The dominance of a single, geometric form in a pastoral setting, with a complete exclusion of extraneous elements normally associated with habitation, reinforces the architect’s statement about the potential of a building to express “dwelling” in its simplest essence. While the elongated rectangle of the house lies parallel to the course of the Fox River, the perpendicular cross axis, represented by the suspended stairways, faces the river directly. With its emphatically planar floors and roof suspended on the widely-spaced, steel columns, the one-story house appears to float above the ground, infinitely extending the figurative space of the hovering planes into the surrounding site.
At the same time, the prismatic composition of the house maintains a sense of boundary and centrality against the vegetative landscape, thus maintaining its temple-like aloofness. The great panes of glass redefine the character of the boundary between shelter and that which is outside.
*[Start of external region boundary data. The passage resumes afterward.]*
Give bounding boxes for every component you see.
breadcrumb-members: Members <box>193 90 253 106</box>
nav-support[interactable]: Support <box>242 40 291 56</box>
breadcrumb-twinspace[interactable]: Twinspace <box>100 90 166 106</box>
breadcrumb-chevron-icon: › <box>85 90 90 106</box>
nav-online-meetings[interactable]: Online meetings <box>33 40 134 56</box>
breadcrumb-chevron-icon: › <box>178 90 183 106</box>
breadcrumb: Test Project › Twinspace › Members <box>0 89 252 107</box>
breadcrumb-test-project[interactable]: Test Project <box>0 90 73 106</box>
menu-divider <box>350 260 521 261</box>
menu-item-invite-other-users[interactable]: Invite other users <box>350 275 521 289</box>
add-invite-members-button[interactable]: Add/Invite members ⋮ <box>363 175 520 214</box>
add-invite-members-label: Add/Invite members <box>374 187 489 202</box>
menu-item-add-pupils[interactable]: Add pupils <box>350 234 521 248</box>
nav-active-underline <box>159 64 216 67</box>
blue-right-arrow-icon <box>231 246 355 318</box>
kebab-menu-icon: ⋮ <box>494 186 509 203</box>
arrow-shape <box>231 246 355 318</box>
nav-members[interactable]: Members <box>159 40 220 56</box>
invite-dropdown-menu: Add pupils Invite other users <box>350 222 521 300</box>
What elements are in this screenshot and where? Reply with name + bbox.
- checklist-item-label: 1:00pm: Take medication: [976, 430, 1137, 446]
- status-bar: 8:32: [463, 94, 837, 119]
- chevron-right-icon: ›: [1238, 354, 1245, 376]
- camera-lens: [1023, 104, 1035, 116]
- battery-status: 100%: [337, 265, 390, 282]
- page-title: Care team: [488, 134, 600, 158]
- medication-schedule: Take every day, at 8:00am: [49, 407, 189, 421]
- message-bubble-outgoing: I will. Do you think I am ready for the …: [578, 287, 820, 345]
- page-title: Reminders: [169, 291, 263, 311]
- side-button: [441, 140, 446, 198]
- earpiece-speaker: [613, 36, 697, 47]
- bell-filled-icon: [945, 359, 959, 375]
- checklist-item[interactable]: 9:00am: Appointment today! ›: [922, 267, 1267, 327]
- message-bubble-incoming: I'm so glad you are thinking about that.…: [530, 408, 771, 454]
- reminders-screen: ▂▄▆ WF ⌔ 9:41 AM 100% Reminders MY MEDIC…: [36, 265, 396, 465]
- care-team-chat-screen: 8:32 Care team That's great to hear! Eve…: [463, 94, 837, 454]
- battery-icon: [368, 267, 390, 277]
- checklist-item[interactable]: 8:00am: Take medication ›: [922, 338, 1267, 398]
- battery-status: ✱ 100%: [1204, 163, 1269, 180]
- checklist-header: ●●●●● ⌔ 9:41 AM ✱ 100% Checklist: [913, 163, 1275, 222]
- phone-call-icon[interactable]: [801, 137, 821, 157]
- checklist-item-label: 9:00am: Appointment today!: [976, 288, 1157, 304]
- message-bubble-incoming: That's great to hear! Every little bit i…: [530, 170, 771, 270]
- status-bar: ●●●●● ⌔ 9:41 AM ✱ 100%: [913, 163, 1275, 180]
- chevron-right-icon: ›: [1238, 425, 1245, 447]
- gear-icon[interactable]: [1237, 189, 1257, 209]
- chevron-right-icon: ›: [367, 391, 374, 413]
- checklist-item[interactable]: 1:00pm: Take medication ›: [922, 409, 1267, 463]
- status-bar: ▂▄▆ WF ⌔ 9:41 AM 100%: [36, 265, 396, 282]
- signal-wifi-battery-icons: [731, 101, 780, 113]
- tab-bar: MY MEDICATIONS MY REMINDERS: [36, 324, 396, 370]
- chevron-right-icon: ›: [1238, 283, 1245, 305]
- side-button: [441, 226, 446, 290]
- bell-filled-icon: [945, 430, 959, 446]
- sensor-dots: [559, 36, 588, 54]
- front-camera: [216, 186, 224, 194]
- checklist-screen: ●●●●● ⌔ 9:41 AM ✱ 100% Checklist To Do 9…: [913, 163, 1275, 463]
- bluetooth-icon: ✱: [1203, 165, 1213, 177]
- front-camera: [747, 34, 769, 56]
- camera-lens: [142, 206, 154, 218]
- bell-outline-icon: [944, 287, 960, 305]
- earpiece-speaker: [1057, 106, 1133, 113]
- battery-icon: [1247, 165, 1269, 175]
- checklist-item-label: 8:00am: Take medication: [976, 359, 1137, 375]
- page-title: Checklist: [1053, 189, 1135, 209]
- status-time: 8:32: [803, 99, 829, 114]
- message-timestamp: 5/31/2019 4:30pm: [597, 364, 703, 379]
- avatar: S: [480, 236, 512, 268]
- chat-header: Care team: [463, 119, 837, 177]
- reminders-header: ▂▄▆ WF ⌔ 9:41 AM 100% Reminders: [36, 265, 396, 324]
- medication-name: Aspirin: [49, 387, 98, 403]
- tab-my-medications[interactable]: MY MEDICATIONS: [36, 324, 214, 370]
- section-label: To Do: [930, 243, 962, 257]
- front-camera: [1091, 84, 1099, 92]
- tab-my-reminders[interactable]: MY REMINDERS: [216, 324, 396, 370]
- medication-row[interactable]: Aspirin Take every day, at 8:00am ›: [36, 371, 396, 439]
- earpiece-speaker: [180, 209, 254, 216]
The exterior glazing and the intermittent partitions of the interior work together dialectically, shifting the viewer’s awareness between the thrill of exposure to the raw elements of nature and the comforting stability of architectonic enclosure.
The architecture of the house represents the ultimate refinement of Mies van der Rohe’s minimalist expression of structure and space. It is composed of three strong, horizontal steel forms – the terrace, the floor of the house, and the roof – attached to attenuated, steel flange columns.
Since its completion in 1951, the Farnsworth house has been meticulously maintained and restored. The most important restoration took place in 1972, when then owner Peter Palumbo hired the firm of Mies van der Rohe’s grandson, Dirk Lohan, to restore the house to its original 1951 appearance. A second restoration took place in 1996, after a devastating flood damaged the interior. Although the house was built to resist floods in 1951, building in the surrounding area has caused higher flood levels in recent decades.
During the late 1990s, moving towards retirement, Lord Palumbo tried repeatedly to sell the property to the State of Illinois for use as a public park and house museum. Finally, in 2003, he decided to sell the property at auction and through the generosity of several contributing donors led by the late John H. Bryan, the Friends of the Farnsworth House were able to purchase the property for the National Trust, with a preservation and conservation easement held by Landmarks Illinois. The site opened for public tours in 2004.